Но из кустов вышла наша мать и, оглядываясь назад, заторопила, чтобы мы скорее собирались и уходили. Дескать, смородина здесь ни к черту, не смородина, а гниды, от нее спать хочется. Я обрадовался, что меня больше не будут заставлять делать женское дело, подхватил котелок и побежал на луговину… Мать шла впереди, цепляясь руками за ветки, чтобы не упасть, и все подгоняла нас.

– Мать, а ты куда медвежонка девала? – спросил я, когда мы вышли на чистое место. – Это же я его поймал, правда?

– Ты, ты, сынок, – пробормотала мать, – только я его отпустила, пусть на воле живет.

– Ладно, – согласился я, – когда он вырастет побольше, я его добуду.

– Добудешь, – подтвердила мать, – куда он от тебя денется?

И только на лугах я увидел, что мать идет босая, а платье у нее порвано на плече так, что видно голую руку.

– А я слышала, как медведь ревет! – похвасталась Алька. – В болоте орал, недалеко от нас.
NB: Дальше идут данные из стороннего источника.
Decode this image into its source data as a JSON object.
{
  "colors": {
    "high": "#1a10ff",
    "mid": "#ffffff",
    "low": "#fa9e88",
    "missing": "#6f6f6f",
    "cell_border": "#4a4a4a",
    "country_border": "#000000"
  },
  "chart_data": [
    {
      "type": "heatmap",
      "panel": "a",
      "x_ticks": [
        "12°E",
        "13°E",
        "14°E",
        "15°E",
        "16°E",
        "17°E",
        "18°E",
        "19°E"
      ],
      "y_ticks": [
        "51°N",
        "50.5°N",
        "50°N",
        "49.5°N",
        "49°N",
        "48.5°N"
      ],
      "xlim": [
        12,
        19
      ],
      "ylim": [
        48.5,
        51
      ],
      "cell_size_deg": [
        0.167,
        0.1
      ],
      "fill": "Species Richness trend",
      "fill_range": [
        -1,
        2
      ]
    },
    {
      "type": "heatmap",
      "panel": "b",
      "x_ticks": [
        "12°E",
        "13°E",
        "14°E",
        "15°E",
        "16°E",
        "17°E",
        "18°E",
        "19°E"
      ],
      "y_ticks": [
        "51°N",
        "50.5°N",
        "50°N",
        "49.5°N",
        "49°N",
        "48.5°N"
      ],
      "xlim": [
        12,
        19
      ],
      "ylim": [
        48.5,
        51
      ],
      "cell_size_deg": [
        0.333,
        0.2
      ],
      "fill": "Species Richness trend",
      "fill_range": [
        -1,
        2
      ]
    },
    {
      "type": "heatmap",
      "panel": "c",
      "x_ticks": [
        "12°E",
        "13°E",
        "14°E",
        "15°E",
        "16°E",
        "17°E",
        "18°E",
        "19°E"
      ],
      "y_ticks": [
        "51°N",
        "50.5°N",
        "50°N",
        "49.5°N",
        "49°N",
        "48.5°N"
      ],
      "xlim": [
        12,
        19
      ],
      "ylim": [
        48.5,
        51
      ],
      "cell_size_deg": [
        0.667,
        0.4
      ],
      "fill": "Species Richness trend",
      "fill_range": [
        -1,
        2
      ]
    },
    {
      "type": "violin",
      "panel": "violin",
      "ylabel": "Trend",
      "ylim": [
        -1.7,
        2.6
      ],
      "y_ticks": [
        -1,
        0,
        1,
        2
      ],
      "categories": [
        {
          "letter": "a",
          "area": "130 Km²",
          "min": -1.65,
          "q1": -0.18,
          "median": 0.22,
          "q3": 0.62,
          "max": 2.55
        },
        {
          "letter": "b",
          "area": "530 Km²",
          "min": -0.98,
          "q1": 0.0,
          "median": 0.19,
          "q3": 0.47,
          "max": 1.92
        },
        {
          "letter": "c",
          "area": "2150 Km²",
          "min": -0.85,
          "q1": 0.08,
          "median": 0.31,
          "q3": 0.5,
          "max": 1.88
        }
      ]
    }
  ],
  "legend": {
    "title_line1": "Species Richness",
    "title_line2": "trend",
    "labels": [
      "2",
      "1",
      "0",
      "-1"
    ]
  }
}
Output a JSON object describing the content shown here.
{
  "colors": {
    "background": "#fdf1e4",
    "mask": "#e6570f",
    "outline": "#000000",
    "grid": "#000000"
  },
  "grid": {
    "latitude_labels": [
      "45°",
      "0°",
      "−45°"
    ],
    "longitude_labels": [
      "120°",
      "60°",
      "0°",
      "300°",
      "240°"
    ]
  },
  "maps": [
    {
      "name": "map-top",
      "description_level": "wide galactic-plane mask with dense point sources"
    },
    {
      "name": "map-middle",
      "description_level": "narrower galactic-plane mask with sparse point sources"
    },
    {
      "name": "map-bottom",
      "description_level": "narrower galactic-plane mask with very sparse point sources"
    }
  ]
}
А Серега сразу струсил, вцепился!..

– Это он сыночка своего искал, – сказала мать, – теперь, поди, нашел.

– Сама ты струсила! – сказал я, но потерял охоту с Алькой связываться. Ее не переспоришь. Она чуть что – говорит: нам в школе говорили, я в школе учусь, а ты еще нет!

* * *

Мы не стали ждать, когда приедет с рыбалки отец и заберет нас, а пошли пешком. Идти было хорошо по лугам. Это не по болоту с ведром таскаться. Мать почему-то не пела и всю дорогу подгоняла нас.

Когда мы вышли к озеру, увидели утиный выводок рядом с берегом. Утята сразу же поныряли, а утка захлопала крыльями и потащилась по воде, словно подбитая.

Вот это была мужская работа! Я схватил палку и побежал вдоль берега. Мне так хотелось вернуться с добычей! Подшибить эту утку – ерунда, от берега три шага.

Видно, охотники весной упустили подранка, вот он и мучается, даже летать не может. Я замахнулся палкой, но мать вдруг перехватила мою руку и потащила за собой.

– Пошли, пошли, охотник, – приговаривала она. – Думаешь, так просто ее убить? Погляди-ка!

Утка вдруг сорвалась с воды и круто пошла вверх, лавируя меж тальниковых веток. Только свист стоял от ее крыльев!

А на середине озера, как резиновая игрушка, вынырнул маленький утенок и завертел головой…

3

В тот же год, похоже ранней осенью, у нас появился гость.

Был он родственником со стороны отца, однако дальним, что-то вроде двоюродного дяди, и его гостевание, радушный прием больше зависели от каких-то давних сугубо житейских отношений, нежели чем от родства. Кажется, в голодный двадцать первый год, когда баба Оля ходила по миру с сумой, родители гостя отдали ей стельную телку.

Звали гостя Иваном. Приехал он в офицерской гимнастерке под ремнем, в широких синих галифе с кантами, в хромоче-гармошке на одной ноге. Вместо другой у Ивана торчал березовый протез. Зато на широкой, выпуклой груди гостя сияли два ордена и штук восемь медалей. Русокудрый, улыбчивый «ерой» (так сразу назвал его дед), позванивая наградами, растолкал нам в руки гостинцы, потрепал за щеки моих братьев-близняшек, тогда еще грудных, и взрослые тут же уселись за стол. В тот же час я влюбился в Ивана, забрался к нему на колени и начал разглядывать ордена и медали. На меня зашикали, пытались выпроводить, однако гость приобнял меня свободной от стакана рукой и безапелляционно заявил:

– Пускай сидит, солдат!

Я начал теребить его за медали и спрашивать:

– Иван, а вот эта – за что?

– Не Иван, а дядя Ваня, – сердито поправляли родители, – не мешай человеку!

Иван лихо опрокинул стакан медовухи, крякнул и отрубил:

– Зови Иван, солдат! А медаль эта – «За отвагу». Бегут, значит, немцы, а я их из пулемета – тра-та-та-та-та! – он повел протезом, как стволом пулемета. – И считай, взвод положил!